SEOUL — State-backed lenders in South Korea will extend 2.9 trillion won ($2.35 billion) in aid for Korean Air Lines and Asiana Airlines to keep the major carriers aloft and safeguard jobs as the pandemic decimates travel demand.
The assistance from the Korea Development Bank and the Export-Import Bank of Korea is also aimed at keeping the nation’s transportation infrastructure intact.
Korean Air stands to receive 1.2 trillion won under measures announced Friday. Such steps as new lending and the proceeds from selling convertible bonds will secure liquidity ahead of the May 15 repayment date for existing borrowings. If the state-owned lenders convert the bonds into stock, they will acquire a 10.8% stake in the market leader.
Asiana Airlines will obtain 1.7 trillion won in lending from the two banks to help fast-track its sale to construction group HDC Hyundai Development, a deal in the making since before the coronavirus outbreak.

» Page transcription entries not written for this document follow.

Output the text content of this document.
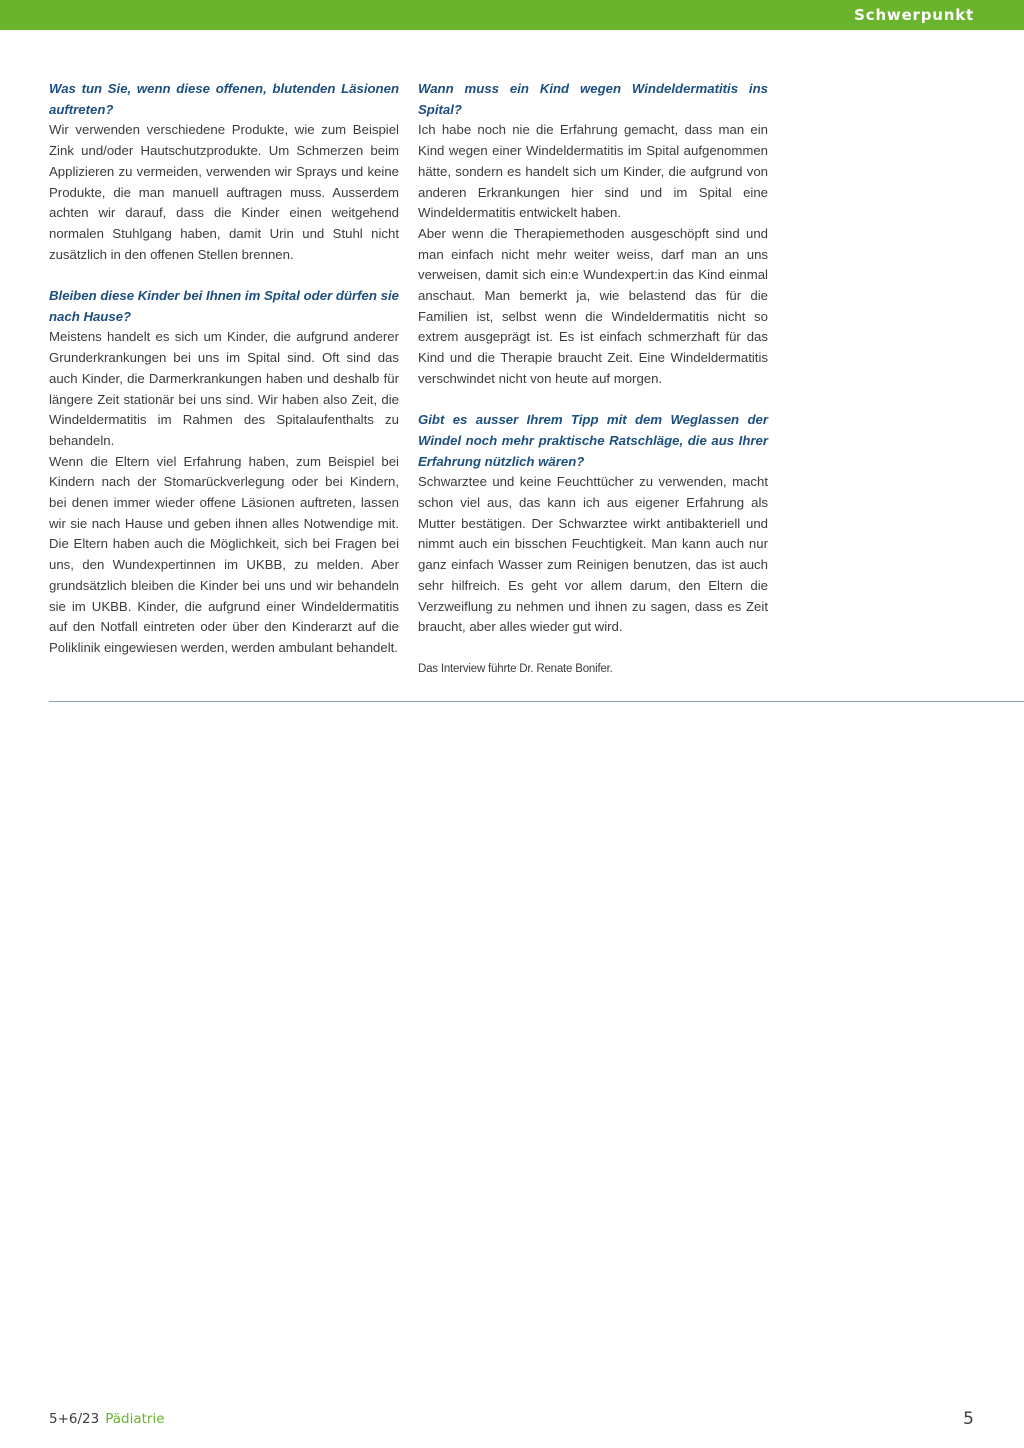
Schwerpunkt

Was tun Sie, wenn diese offenen, blutenden Läsionen auftreten?

Wir verwenden verschiedene Produkte, wie zum Beispiel Zink und/oder Hautschutzprodukte. Um Schmerzen beim Applizieren zu vermeiden, verwenden wir Sprays und keine Produkte, die man manuell auftragen muss. Ausserdem achten wir darauf, dass die Kinder einen weitgehend normalen Stuhlgang haben, damit Urin und Stuhl nicht zusätzlich in den offenen Stellen brennen.

Bleiben diese Kinder bei Ihnen im Spital oder dürfen sie nach Hause?

Meistens handelt es sich um Kinder, die aufgrund anderer Grunderkrankungen bei uns im Spital sind. Oft sind das auch Kinder, die Darmerkrankungen haben und deshalb für längere Zeit stationär bei uns sind. Wir haben also Zeit, die Windeldermatitis im Rahmen des Spitalaufenthalts zu behandeln.

Wenn die Eltern viel Erfahrung haben, zum Beispiel bei Kindern nach der Stomarückverlegung oder bei Kindern, bei denen immer wieder offene Läsionen auftreten, lassen wir sie nach Hause und geben ihnen alles Notwendige mit. Die Eltern haben auch die Möglichkeit, sich bei Fragen bei uns, den Wundexpertinnen im UKBB, zu melden. Aber grundsätzlich bleiben die Kinder bei uns und wir behandeln sie im UKBB. Kinder, die aufgrund einer Windeldermatitis auf den Notfall eintreten oder über den Kinderarzt auf die Poliklinik eingewiesen werden, werden ambulant behandelt.

Wann muss ein Kind wegen Windeldermatitis ins Spital?

Ich habe noch nie die Erfahrung gemacht, dass man ein Kind wegen einer Windeldermatitis im Spital aufgenommen hätte, sondern es handelt sich um Kinder, die aufgrund von anderen Erkrankungen hier sind und im Spital eine Windeldermatitis entwickelt haben.

Aber wenn die Therapiemethoden ausgeschöpft sind und man einfach nicht mehr weiter weiss, darf man an uns verweisen, damit sich ein:e Wundexpert:in das Kind einmal anschaut. Man bemerkt ja, wie belastend das für die Familien ist, selbst wenn die Windeldermatitis nicht so extrem ausgeprägt ist. Es ist einfach schmerzhaft für das Kind und die Therapie braucht Zeit. Eine Windeldermatitis verschwindet nicht von heute auf morgen.

Gibt es ausser Ihrem Tipp mit dem Weglassen der Windel noch mehr praktische Ratschläge, die aus Ihrer Erfahrung nützlich wären?

Schwarztee und keine Feuchttücher zu verwenden, macht schon viel aus, das kann ich aus eigener Erfahrung als Mutter bestätigen. Der Schwarztee wirkt antibakteriell und nimmt auch ein bisschen Feuchtigkeit. Man kann auch nur ganz einfach Wasser zum Reinigen benutzen, das ist auch sehr hilfreich. Es geht vor allem darum, den Eltern die Verzweiflung zu nehmen und ihnen zu sagen, dass es Zeit braucht, aber alles wieder gut wird.

Das Interview führte Dr. Renate Bonifer.

5+6/23 Pädiatrie	5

Korean Air and Asiana have relied heavily on international demand considering the relatively compact size of South Korea. But with the pandemic driving countries to restrict inbound travel, the two carriers slashed 90% of their flights. They have furloughed most of their workers but are still weighed down by aircraft lease payments and other overhead.
The bailouts are part of 40 trillion won in relief announced by the government Wednesday for seven key industries. Korean Air, which has already received a portion of the funding to cover unemployment benefits, seems confident that it will survive the crisis with the aid. Assistance for low-cost carriers has also been drawn up by the Korea Development Bank.